Search code examples
pythonmultithreadingqueueproducer-consumer

Data type for a "closable" queue to handle a stream of items for multiple producers and consumers


Is there a specific type of Queue that is "closable", and is suitable for when there are multiple producers, consumers, and the data comes from a stream (so its not known when it will end)?

I've been unable to find a queue that implements this sort of behavior, or a name for one, but it seems like a integral type for producer-consumer type problems.

As an example, ideally I could write code where (1) each producer would tell the queue when it was done, (2) consumers would blindly call a blocking get(), and (3) when all consumers were done, and the queue was empty, all the producers would unblock and receive a "done" notification:

As code, it'd look something like this:

def produce():
  for x in range(randint()):
    queue.put(x)
    sleep(randint())
  queue.close()  # called once for every producer

def consume():
  while True:
    try:
      print queue.get()
    except ClosedQueue:
      print 'done!'
      break

num_producers = randint()
queue = QueueTypeThatICantFigureOutANameFor(num_producers)
[Thread(target=produce).start() for _ in range(num_producers)]
[Thread(target=consume).start() for _ in range(random())

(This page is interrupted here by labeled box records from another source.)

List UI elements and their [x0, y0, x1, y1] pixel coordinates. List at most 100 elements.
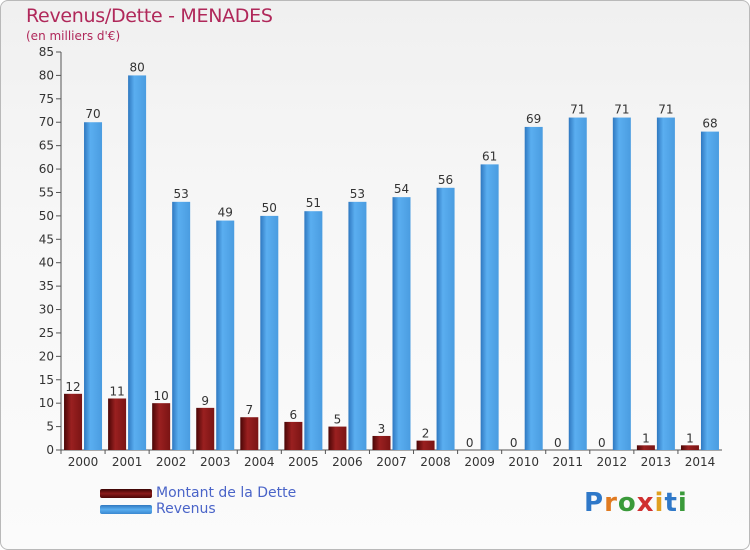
y-tick-label: 80 [39, 68, 54, 82]
data-label-revenus: 70 [85, 107, 100, 121]
data-label-revenus: 56 [438, 173, 453, 187]
x-tick-label: 2007 [376, 455, 407, 469]
data-label-dette: 7 [245, 403, 253, 417]
bar-dette [372, 435, 391, 450]
x-tick-label: 2009 [464, 455, 495, 469]
x-tick-label: 2011 [552, 455, 583, 469]
y-tick-label: 65 [39, 139, 54, 153]
bar-revenus [656, 117, 675, 450]
data-label-dette: 3 [378, 422, 386, 436]
bar-revenus [216, 220, 235, 450]
y-tick-label: 85 [39, 45, 54, 59]
bar-dette [152, 403, 171, 450]
y-tick-label: 15 [39, 373, 54, 387]
legend-label-dette: Montant de la Dette [156, 485, 297, 501]
logo-letter: P [584, 488, 605, 518]
y-tick-label: 55 [39, 185, 54, 199]
data-label-dette: 6 [290, 408, 298, 422]
bar-revenus [392, 197, 411, 450]
bar-revenus [436, 187, 455, 450]
bar-dette [328, 426, 347, 450]
bar-dette [64, 393, 83, 450]
x-tick-label: 2013 [641, 455, 672, 469]
data-label-revenus: 53 [350, 187, 365, 201]
data-label-dette: 1 [642, 431, 650, 445]
data-label-revenus: 50 [262, 201, 277, 215]
y-tick-label: 60 [39, 162, 54, 176]
x-tick-label: 2004 [244, 455, 275, 469]
data-label-revenus: 61 [482, 149, 497, 163]
x-tick-label: 2010 [508, 455, 539, 469]
bar-revenus [568, 117, 587, 450]
data-label-dette: 9 [201, 394, 209, 408]
x-tick-label: 2003 [200, 455, 231, 469]
y-tick-label: 75 [39, 92, 54, 106]
bar-revenus [84, 122, 103, 450]
bars [64, 75, 719, 451]
data-label-revenus: 54 [394, 182, 409, 196]
logo-letter: t [664, 488, 678, 518]
y-tick-label: 25 [39, 326, 54, 340]
y-tick-label: 0 [46, 443, 54, 457]
data-label-revenus: 53 [174, 187, 189, 201]
y-tick-label: 70 [39, 115, 54, 129]
data-label-revenus: 71 [614, 103, 629, 117]
x-tick-label: 2002 [156, 455, 187, 469]
bar-dette [108, 398, 127, 450]
x-tick-label: 2001 [112, 455, 143, 469]
legend-swatch-dette [100, 489, 152, 498]
bar-dette [680, 445, 699, 450]
legend-label-revenus: Revenus [156, 501, 216, 517]
data-label-revenus: 71 [570, 103, 585, 117]
data-label-revenus: 71 [658, 103, 673, 117]
y-tick-label: 30 [39, 303, 54, 317]
data-label-dette: 1 [686, 431, 694, 445]
bar-revenus [260, 215, 279, 450]
x-tick-label: 2005 [288, 455, 319, 469]
legend-swatch-revenus [100, 505, 152, 514]
data-label-dette: 0 [598, 436, 606, 450]
data-label-revenus: 49 [218, 206, 233, 220]
x-tick-label: 2000 [68, 455, 99, 469]
y-tick-label: 5 [46, 420, 54, 434]
bar-revenus [304, 211, 323, 450]
data-label-dette: 10 [154, 389, 169, 403]
x-tick-label: 2006 [332, 455, 363, 469]
y-tick-label: 35 [39, 279, 54, 293]
bar-revenus [348, 201, 367, 450]
x-tick-label: 2014 [685, 455, 716, 469]
data-label-dette: 5 [334, 413, 342, 427]
logo-letter: o [617, 488, 637, 518]
logo-letter: r [604, 488, 618, 518]
y-tick-label: 50 [39, 209, 54, 223]
bar-dette [196, 407, 215, 450]
x-tick-label: 2012 [597, 455, 628, 469]
y-tick-label: 45 [39, 232, 54, 246]
y-tick-label: 10 [39, 396, 54, 410]
y-tick-label: 20 [39, 349, 54, 363]
y-tick-label: 40 [39, 256, 54, 270]
data-label-dette: 0 [554, 436, 562, 450]
logo-letter: i [677, 488, 688, 518]
bar-dette [284, 421, 303, 450]
bar-revenus [128, 75, 147, 450]
data-label-dette: 12 [65, 380, 80, 394]
data-label-revenus: 69 [526, 112, 541, 126]
bar-dette [416, 440, 435, 450]
x-tick-label: 2008 [420, 455, 451, 469]
proxiti-logo: Proxiti [584, 488, 688, 518]
bar-dette [636, 445, 655, 450]
logo-letter: i [654, 488, 665, 518]
bar-revenus [612, 117, 631, 450]
chart-title: Revenus/Dette - MENADES [26, 5, 273, 27]
data-label-revenus: 51 [306, 196, 321, 210]
logo-letter: x [636, 488, 655, 518]
data-label-revenus: 68 [702, 117, 717, 131]
data-label-dette: 0 [466, 436, 474, 450]
data-label-dette: 0 [510, 436, 518, 450]
chart-subtitle: (en milliers d'€) [26, 29, 121, 43]
bar-dette [240, 417, 259, 450]
bar-revenus [524, 126, 543, 450]
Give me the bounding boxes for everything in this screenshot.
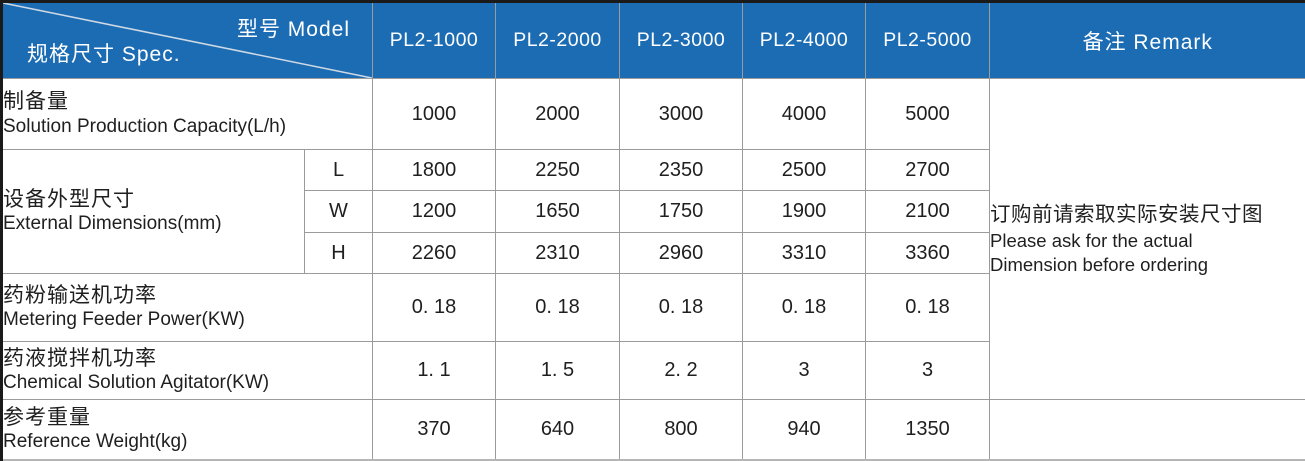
spec-label-feeder-power: 药粉输送机功率 Metering Feeder Power(KW) [2, 274, 373, 342]
spec-label-reference-weight: 参考重量 Reference Weight(kg) [2, 400, 373, 460]
value-cell: 940 [743, 400, 866, 460]
value-cell: 0. 18 [373, 274, 496, 342]
value-cell: 1000 [373, 79, 496, 150]
value-cell: 2260 [373, 233, 496, 274]
spec-label-agitator-power: 药液搅拌机功率 Chemical Solution Agitator(KW) [2, 342, 373, 400]
value-cell: 2250 [496, 150, 620, 191]
value-cell: 0. 18 [620, 274, 743, 342]
spec-label-en: Chemical Solution Agitator(KW) [3, 372, 372, 395]
value-cell: 3 [743, 342, 866, 400]
value-cell: 2310 [496, 233, 620, 274]
value-cell: 1800 [373, 150, 496, 191]
value-cell: 800 [620, 400, 743, 460]
row-reference-weight: 参考重量 Reference Weight(kg) 370 640 800 94… [2, 400, 1305, 460]
model-header-pl2-1000: PL2-1000 [373, 2, 496, 79]
spec-label-external-dimensions: 设备外型尺寸 External Dimensions(mm) [2, 150, 305, 274]
value-cell: 2500 [743, 150, 866, 191]
spec-axis-label: 规格尺寸 Spec. [27, 38, 181, 68]
value-cell: 1900 [743, 191, 866, 233]
remark-text-en: Dimension before ordering [990, 253, 1305, 277]
value-cell: 2960 [620, 233, 743, 274]
value-cell: 3310 [743, 233, 866, 274]
dimension-sub-label-h: H [305, 233, 373, 274]
value-cell: 3000 [620, 79, 743, 150]
value-cell: 5000 [866, 79, 990, 150]
value-cell: 2000 [496, 79, 620, 150]
model-header-pl2-3000: PL2-3000 [620, 2, 743, 79]
remark-text-zh: 订购前请索取实际安装尺寸图 [990, 201, 1305, 229]
spec-label-en: Metering Feeder Power(KW) [3, 309, 372, 332]
row-production-capacity: 制备量 Solution Production Capacity(L/h) 10… [2, 79, 1305, 150]
value-cell: 2350 [620, 150, 743, 191]
remark-text-en: Please ask for the actual [990, 229, 1305, 253]
value-cell: 1350 [866, 400, 990, 460]
model-header-pl2-5000: PL2-5000 [866, 2, 990, 79]
spec-label-en: Solution Production Capacity(L/h) [3, 116, 372, 139]
value-cell: 0. 18 [866, 274, 990, 342]
value-cell: 1. 5 [496, 342, 620, 400]
value-cell: 0. 18 [496, 274, 620, 342]
value-cell: 1200 [373, 191, 496, 233]
diagonal-header-cell: 型号 Model 规格尺寸 Spec. [2, 2, 373, 79]
model-axis-label: 型号 Model [237, 13, 350, 43]
remark-cell: 订购前请索取实际安装尺寸图 Please ask for the actual … [990, 79, 1305, 400]
value-cell: 2. 2 [620, 342, 743, 400]
value-cell: 1. 1 [373, 342, 496, 400]
spec-label-zh: 制备量 [3, 89, 372, 115]
value-cell: 1750 [620, 191, 743, 233]
spec-label-zh: 设备外型尺寸 [3, 187, 304, 213]
value-cell: 3 [866, 342, 990, 400]
value-cell: 0. 18 [743, 274, 866, 342]
value-cell: 1650 [496, 191, 620, 233]
model-header-pl2-4000: PL2-4000 [743, 2, 866, 79]
dimension-sub-label-l: L [305, 150, 373, 191]
model-header-pl2-2000: PL2-2000 [496, 2, 620, 79]
spec-label-en: Reference Weight(kg) [3, 431, 372, 454]
spec-label-zh: 药液搅拌机功率 [3, 346, 372, 372]
value-cell: 2100 [866, 191, 990, 233]
value-cell: 370 [373, 400, 496, 460]
value-cell: 640 [496, 400, 620, 460]
spec-label-en: External Dimensions(mm) [3, 213, 304, 236]
spec-label-zh: 药粉输送机功率 [3, 283, 372, 309]
spec-label-production-capacity: 制备量 Solution Production Capacity(L/h) [2, 79, 373, 150]
value-cell: 4000 [743, 79, 866, 150]
value-cell: 3360 [866, 233, 990, 274]
value-cell: 2700 [866, 150, 990, 191]
spec-label-zh: 参考重量 [3, 405, 372, 431]
dimension-sub-label-w: W [305, 191, 373, 233]
header-row: 型号 Model 规格尺寸 Spec. PL2-1000 PL2-2000 PL… [2, 2, 1305, 79]
remark-header: 备注 Remark [990, 2, 1305, 79]
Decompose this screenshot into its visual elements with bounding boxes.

Also, I'm not looking for the "Poison Pill" solution, where a "done" value is added to the queue for every consumer -- I don't like the inelegance of producers needing to know how many consumers there are.


Solution

  • I'd call that a self-latching queue.

    For your primary requirement, combine the queue with a condition variable check that gracefully latches (shuts down) the queue when all producers have vacated:

    class SelfLatchingQueue(LatchingQueue):
      ...
      def __init__(self, num_producers):
        ...
    
      def close(self):
        '''Called by a producer to indicate that it is done producing'''
    
        ... perhaps check that current thread is a known producer? ...
    
        with self.a_mutex:
          self._num_active_producers -= 1
          if self._num_active_producers <= 0:
            # Future put()s throw QueueLatched. get()s will empty the queue
            # and then throw QueueEmpty thereafter
            self.latch() # Guess what superclass implements this?
    

    For your secondary requirement (#3 in the original post, finished producers apparently block until all consumers are finished), I'd perhaps use a barrier or just another condition variable. This could be implemented in a subclass of the SelfLatchingQueue, of course, but without knowing the codebase I'd keep this behavior separate from the automatic latching.